In 2002, he returned to Wigan Athletic when then manager Paul Jewell, who he had played alongside for Wigan in the 1980s, appointed Hamilton as the club's first ever full-time chief scout. At Wigan he was united for the first time with Chris Hutchings, who was Jewell's assistant manager. While scouting for the Latics, he recommended both Jimmy Bullard and Antonio Valencia to Jewell. He followed Jewell and Hutchings to Premier League side Derby County in 2007 following the sacking of Billy Davies. The club were relegated from the Premier League in that season and after a series of indifferent results in the Championship the following term, Jewell and Hutchings left the club in January 2009, leaving Hamilton to work under Brian Clough's son Nigel for a short spell. However, Clough brought his own coaching and scouting staff to Derby, and Hamilton was forced to leave the club in March 2009.

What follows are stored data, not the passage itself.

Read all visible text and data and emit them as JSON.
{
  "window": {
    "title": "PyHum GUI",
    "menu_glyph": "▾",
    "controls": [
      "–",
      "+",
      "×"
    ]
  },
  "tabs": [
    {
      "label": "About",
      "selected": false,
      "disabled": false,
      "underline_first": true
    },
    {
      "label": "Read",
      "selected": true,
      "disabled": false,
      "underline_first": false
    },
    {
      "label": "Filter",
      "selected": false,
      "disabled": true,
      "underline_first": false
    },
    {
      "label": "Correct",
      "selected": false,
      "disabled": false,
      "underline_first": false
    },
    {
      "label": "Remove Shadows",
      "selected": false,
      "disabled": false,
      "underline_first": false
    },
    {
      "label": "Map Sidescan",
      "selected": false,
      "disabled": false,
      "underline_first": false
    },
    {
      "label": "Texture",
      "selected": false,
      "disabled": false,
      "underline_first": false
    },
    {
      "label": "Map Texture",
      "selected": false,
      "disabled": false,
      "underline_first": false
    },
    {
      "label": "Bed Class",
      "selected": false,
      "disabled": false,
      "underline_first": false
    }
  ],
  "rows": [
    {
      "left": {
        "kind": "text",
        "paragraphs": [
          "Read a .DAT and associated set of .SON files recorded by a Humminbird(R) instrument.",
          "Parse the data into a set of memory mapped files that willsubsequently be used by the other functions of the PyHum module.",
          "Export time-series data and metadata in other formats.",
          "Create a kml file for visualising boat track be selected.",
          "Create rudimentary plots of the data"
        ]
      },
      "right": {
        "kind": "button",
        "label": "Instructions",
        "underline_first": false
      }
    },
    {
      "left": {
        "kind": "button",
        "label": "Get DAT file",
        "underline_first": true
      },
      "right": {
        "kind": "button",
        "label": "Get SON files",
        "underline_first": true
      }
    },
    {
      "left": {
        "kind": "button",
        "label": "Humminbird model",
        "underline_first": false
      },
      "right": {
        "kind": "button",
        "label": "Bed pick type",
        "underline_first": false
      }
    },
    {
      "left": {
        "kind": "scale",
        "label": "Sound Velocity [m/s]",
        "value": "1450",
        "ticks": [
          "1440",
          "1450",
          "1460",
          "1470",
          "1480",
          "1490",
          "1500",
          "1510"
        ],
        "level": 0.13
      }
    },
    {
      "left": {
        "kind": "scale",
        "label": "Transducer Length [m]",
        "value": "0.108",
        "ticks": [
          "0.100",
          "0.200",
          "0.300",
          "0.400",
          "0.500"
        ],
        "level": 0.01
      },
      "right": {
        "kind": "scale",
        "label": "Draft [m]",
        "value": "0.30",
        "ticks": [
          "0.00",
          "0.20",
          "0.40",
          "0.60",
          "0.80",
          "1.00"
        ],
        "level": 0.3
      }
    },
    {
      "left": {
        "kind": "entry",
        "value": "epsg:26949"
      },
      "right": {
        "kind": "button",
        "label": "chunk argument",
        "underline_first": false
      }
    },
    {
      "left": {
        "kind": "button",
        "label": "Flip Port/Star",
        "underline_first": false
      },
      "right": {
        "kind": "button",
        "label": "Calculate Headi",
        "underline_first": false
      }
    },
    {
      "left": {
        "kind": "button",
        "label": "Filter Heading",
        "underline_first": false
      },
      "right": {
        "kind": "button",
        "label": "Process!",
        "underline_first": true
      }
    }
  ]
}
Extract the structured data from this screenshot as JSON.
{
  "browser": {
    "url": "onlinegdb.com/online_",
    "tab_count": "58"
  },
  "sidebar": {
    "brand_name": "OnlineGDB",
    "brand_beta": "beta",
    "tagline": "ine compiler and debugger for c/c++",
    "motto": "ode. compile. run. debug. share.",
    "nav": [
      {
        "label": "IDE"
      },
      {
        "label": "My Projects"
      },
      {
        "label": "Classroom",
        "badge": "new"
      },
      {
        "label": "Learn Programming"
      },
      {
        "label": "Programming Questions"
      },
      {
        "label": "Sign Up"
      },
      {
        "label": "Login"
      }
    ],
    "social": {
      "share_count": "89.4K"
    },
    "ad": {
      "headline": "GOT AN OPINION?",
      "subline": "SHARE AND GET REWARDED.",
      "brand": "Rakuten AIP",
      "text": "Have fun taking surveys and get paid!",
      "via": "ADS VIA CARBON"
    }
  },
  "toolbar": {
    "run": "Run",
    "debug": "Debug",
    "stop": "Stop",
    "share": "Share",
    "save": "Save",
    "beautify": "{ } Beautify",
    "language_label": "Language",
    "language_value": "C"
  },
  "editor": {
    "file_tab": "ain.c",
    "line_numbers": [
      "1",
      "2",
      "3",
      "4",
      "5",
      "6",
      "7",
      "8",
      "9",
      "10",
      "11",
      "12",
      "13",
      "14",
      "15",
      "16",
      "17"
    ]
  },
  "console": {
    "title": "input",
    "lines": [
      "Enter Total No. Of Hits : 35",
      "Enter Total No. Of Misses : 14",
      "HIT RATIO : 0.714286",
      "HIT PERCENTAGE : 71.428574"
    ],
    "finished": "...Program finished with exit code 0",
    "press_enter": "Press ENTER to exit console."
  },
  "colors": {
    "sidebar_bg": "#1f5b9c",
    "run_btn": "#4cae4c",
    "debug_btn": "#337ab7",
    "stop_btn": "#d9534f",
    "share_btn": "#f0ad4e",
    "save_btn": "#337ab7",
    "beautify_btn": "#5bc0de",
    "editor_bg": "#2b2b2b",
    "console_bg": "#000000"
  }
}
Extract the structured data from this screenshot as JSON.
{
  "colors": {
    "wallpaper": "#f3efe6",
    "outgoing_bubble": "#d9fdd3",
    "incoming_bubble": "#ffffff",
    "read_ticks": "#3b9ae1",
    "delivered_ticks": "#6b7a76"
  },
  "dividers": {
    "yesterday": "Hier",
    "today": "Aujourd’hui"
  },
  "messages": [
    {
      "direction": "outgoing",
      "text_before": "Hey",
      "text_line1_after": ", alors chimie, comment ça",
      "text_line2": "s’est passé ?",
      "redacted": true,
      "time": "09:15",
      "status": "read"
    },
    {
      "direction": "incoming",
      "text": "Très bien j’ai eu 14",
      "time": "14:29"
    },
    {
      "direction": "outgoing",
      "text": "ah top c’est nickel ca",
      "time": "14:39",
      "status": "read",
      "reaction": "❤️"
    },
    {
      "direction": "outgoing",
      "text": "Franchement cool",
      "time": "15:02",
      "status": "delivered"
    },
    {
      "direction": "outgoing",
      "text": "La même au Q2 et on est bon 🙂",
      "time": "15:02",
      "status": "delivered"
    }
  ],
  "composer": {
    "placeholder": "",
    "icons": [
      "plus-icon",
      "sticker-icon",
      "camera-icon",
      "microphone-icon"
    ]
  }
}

On 5 June 2009, he was given the role of chief scout at League One club Walsall, following the appointment of Chris Hutchings as manager of the team in January 2009. This is the third club at which Hamilton and Hutchings have worked together. Hamilton was sacked by Walsall, along with Hutchings and assistant manager Martin O'Connor, in January 2011 with the club at the bottom of League One as a result of three consecutive defeats. On 23 February 2011, he was reunited with Paul Jewell after being hired as a scout for Championship side Ipswich Town.

== Career statistics ==

=== Playing statistics ===
 Final career statistics.

Club performance
| Club | Division | Season | League |  | FA Cup |  | League Cup |  | Other^{[A]} |  | Total |  |
| Apps | Goals | Apps | Goals | Apps | Goals | Apps | Goals | Apps | Goals |
| Sunderland | Second Division | 1978–81 | 0 | 0 | 0 | 0 | 0 | 0 | 0 | 0 | 0 | 0 |
| Blackburn Rovers | Second Division | 1980–81 | 3 | 0 | 0 | 0 | 0 | 0 | 0 | 0 | 3 | 0 |
| 1981–82 | 17 | 0 | 0 | 0 | 1 | 0 | 0 | 0 | 18 | 0 |
| 1982–83 | 32 | 2 | 0 | 0 | 2 | 0 | 0 | 0 | 34 | 2 |
| 1983–84 | 26 | 2 | 1 | 0 | 2 | 0 | 0 | 0 | 29 | 2 |
| 1984–85 | 3 | 0 | 1 | 0 | 0 | 0 | 0 | 0 | 4 | 0 |
| Cardiff City (loan) | Second Division | 1984–85 | 10 | 0 | 0 | 0 | 0 | 0 | 0 | 0 | 10 | 0 |
| Blackburn Rovers | Second Division | 1985–86 | 33 | 3 | 0 | 0 | 2 | 0 | 0 | 0 | 35 | 3 |
| Wigan Athletic | Third Division | 1986–87 | 41 | 3 | 5 | 0 | 2 | 0 | 3 | 0 | 51 | 3 |
| 1987–88 | 45 | 2 | 2 | 0 | 4 | 1 | 2 | 1 | 53 | 4 |
| 1988–89 | 17 | 2 | 1 | 0 | 0 | 0 | 1 | 0 | 19 | 2 |
| Chester City | Third Division | 1989–90 | 30 | 0 | 3 | 0 | 1 | 0 | 4 | 0 | 38 | 0 |
| Burnley | Fourth Division | 1990–91 | 11 | 0 | 1 | 0 | 3 | 1 | 1 | 0 | 16 | 1 |
| 1991–92 | 4 | 0 | 0 | 0 | 1 | 0 | 0 | 0 | 5 | 0 |
| Total |  |  | 272 | 14 | 14 | 0 | 18 | 2 | 11 | 1 | 315 | 17 |

=== Managerial statistics ===

| Team | From | To | Record |  |  |  |  |
| G | W | L | D | Win % |
| Rochdale (caretaker) | 9 November 1999 | 11 December 1999 | 7 | 2 | 3 | 2 | 28.57 |
| Rochdale (caretaker) | 2 May 2001 | 16 June 2001 | 1 | 0 | 0 | 1 | 0.00 |

G = games managed, W = games won, D = games drawn, L = games lost, Win % = percentage of games won

== Footnotes ==

 A. Includes play-offs and Associate Members Cup matches.